Carl Jung, a psychoanalyst, student and friend of Sigmund Freud was born in 1875 in Switzerland. He first agreed with Freud on the personal unconscious. But after many thoughts he concluded that Freud was wrong on many aspects. He believed that Freud’s theory was not complete and disagreed about the fact that all psychological problems are related to the libido and the childhood experiences. Soon, Jung adopted a new theory including the idea of a collective unconsciousness that each individual unconsciousness is a part of.

The collective unconsciousness refers to the part of each personal unconsciousness which is common to all human beings or even all beings on Earth (in this latter case, it could be defined as the Earth’s spirit). It is composed of all symbols and ideas that are expressed all over the world in all the different cultures. Indeed, many symbols have the same meaning all over the world even when no physical links have been established between these cultures. Only universal symbols are part of the global unconsciousness. This idea of a global unconsciousness could be related to the esoteric idea of the akashic records or even with the idea of an omniscient god.

According to Jung, the collective unconsciousness is divided in 4 levels. The first level is the individual unconsciousness equivalent to the domain that Freud studied. Only individual memories are part of it. But Jung came further, he add 3 more levels. The members of the same family have many common symbols in their language and behavior. This common set of symbols is part of the second level: the family unconsciousness. Then come the third level which is the cultural or societal unconsciousness common to people from the same cultural background. Finally, on the fourth and last level, there is the primordial collective unconsciousness. It contains the most general ideas and symbols of the humanity such as the common fear to the obscurity, the instincts…
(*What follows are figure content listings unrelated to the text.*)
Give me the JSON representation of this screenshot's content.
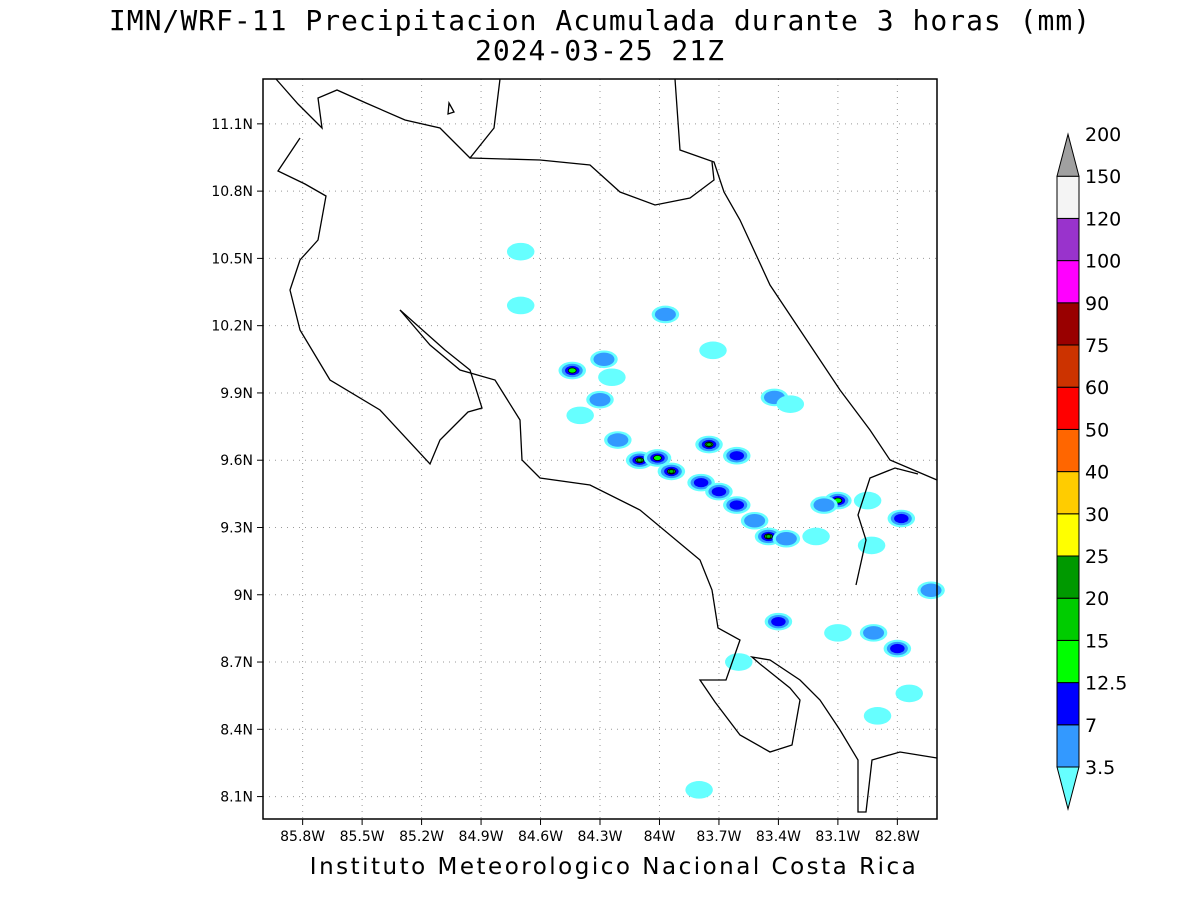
{
  "header": {
    "title": "IMN/WRF-11 Precipitacion Acumulada durante 3 horas (mm)",
    "subtitle": "2024-03-25 21Z"
  },
  "footer": {
    "credit": "Instituto Meteorologico Nacional Costa Rica"
  },
  "map": {
    "lon_range": [
      -86.0,
      -82.6
    ],
    "lat_range": [
      8.0,
      11.3
    ],
    "lon_ticks": [
      "85.8W",
      "85.5W",
      "85.2W",
      "84.9W",
      "84.6W",
      "84.3W",
      "84W",
      "83.7W",
      "83.4W",
      "83.1W",
      "82.8W"
    ],
    "lat_ticks": [
      "11.1N",
      "10.8N",
      "10.5N",
      "10.2N",
      "9.9N",
      "9.6N",
      "9.3N",
      "9N",
      "8.7N",
      "8.4N",
      "8.1N"
    ],
    "grid": "dotted",
    "coastline_color": "#000000"
  },
  "colorbar": {
    "levels": [
      {
        "label": "3.5",
        "color": "#66ffff"
      },
      {
        "label": "7",
        "color": "#3399ff"
      },
      {
        "label": "12.5",
        "color": "#0000ff"
      },
      {
        "label": "15",
        "color": "#00ff00"
      },
      {
        "label": "20",
        "color": "#00cc00"
      },
      {
        "label": "25",
        "color": "#009900"
      },
      {
        "label": "30",
        "color": "#ffff00"
      },
      {
        "label": "40",
        "color": "#ffcc00"
      },
      {
        "label": "50",
        "color": "#ff6600"
      },
      {
        "label": "60",
        "color": "#ff0000"
      },
      {
        "label": "75",
        "color": "#cc3300"
      },
      {
        "label": "90",
        "color": "#990000"
      },
      {
        "label": "100",
        "color": "#ff00ff"
      },
      {
        "label": "120",
        "color": "#9933cc"
      },
      {
        "label": "150",
        "color": "#f4f4f4"
      },
      {
        "label": "200",
        "color": "#a0a0a0"
      }
    ]
  },
  "precip_cells": [
    {
      "lon": -84.7,
      "lat": 10.53,
      "level": 0
    },
    {
      "lon": -84.7,
      "lat": 10.29,
      "level": 0
    },
    {
      "lon": -83.97,
      "lat": 10.25,
      "level": 1
    },
    {
      "lon": -83.73,
      "lat": 10.09,
      "level": 0
    },
    {
      "lon": -84.44,
      "lat": 10.0,
      "level": 3
    },
    {
      "lon": -84.28,
      "lat": 10.05,
      "level": 1
    },
    {
      "lon": -84.24,
      "lat": 9.97,
      "level": 0
    },
    {
      "lon": -84.3,
      "lat": 9.87,
      "level": 1
    },
    {
      "lon": -84.4,
      "lat": 9.8,
      "level": 0
    },
    {
      "lon": -83.42,
      "lat": 9.88,
      "level": 1
    },
    {
      "lon": -83.34,
      "lat": 9.85,
      "level": 0
    },
    {
      "lon": -84.21,
      "lat": 9.69,
      "level": 1
    },
    {
      "lon": -84.1,
      "lat": 9.6,
      "level": 4
    },
    {
      "lon": -84.01,
      "lat": 9.61,
      "level": 3
    },
    {
      "lon": -83.94,
      "lat": 9.55,
      "level": 4
    },
    {
      "lon": -83.75,
      "lat": 9.67,
      "level": 4
    },
    {
      "lon": -83.79,
      "lat": 9.5,
      "level": 2
    },
    {
      "lon": -83.61,
      "lat": 9.62,
      "level": 2
    },
    {
      "lon": -83.7,
      "lat": 9.46,
      "level": 2
    },
    {
      "lon": -83.61,
      "lat": 9.4,
      "level": 2
    },
    {
      "lon": -83.52,
      "lat": 9.33,
      "level": 1
    },
    {
      "lon": -83.45,
      "lat": 9.26,
      "level": 4
    },
    {
      "lon": -83.36,
      "lat": 9.25,
      "level": 1
    },
    {
      "lon": -83.21,
      "lat": 9.26,
      "level": 0
    },
    {
      "lon": -83.1,
      "lat": 9.42,
      "level": 3
    },
    {
      "lon": -83.17,
      "lat": 9.4,
      "level": 1
    },
    {
      "lon": -82.95,
      "lat": 9.42,
      "level": 0
    },
    {
      "lon": -82.78,
      "lat": 9.34,
      "level": 2
    },
    {
      "lon": -82.93,
      "lat": 9.22,
      "level": 0
    },
    {
      "lon": -83.4,
      "lat": 8.88,
      "level": 2
    },
    {
      "lon": -83.1,
      "lat": 8.83,
      "level": 0
    },
    {
      "lon": -82.92,
      "lat": 8.83,
      "level": 1
    },
    {
      "lon": -82.8,
      "lat": 8.76,
      "level": 2
    },
    {
      "lon": -82.63,
      "lat": 9.02,
      "level": 1
    },
    {
      "lon": -82.74,
      "lat": 8.56,
      "level": 0
    },
    {
      "lon": -82.9,
      "lat": 8.46,
      "level": 0
    },
    {
      "lon": -83.6,
      "lat": 8.7,
      "level": 0
    },
    {
      "lon": -83.8,
      "lat": 8.13,
      "level": 0
    }
  ]
}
In this global unconsciousness, there is some structure which evolved since its beginning. This structure is a code and can be interpreted. Dreams, known to be interpretable are the emergence of this collective unconsciousness. Their meanings come from the beginning of mankind. If we extent the global unconsciousness to all beings on Earth, we could add several levels to it. The common symbols could be for example the fear of death (common to all creatures) and the masculine and feminine aspects which is part of all sexed beings.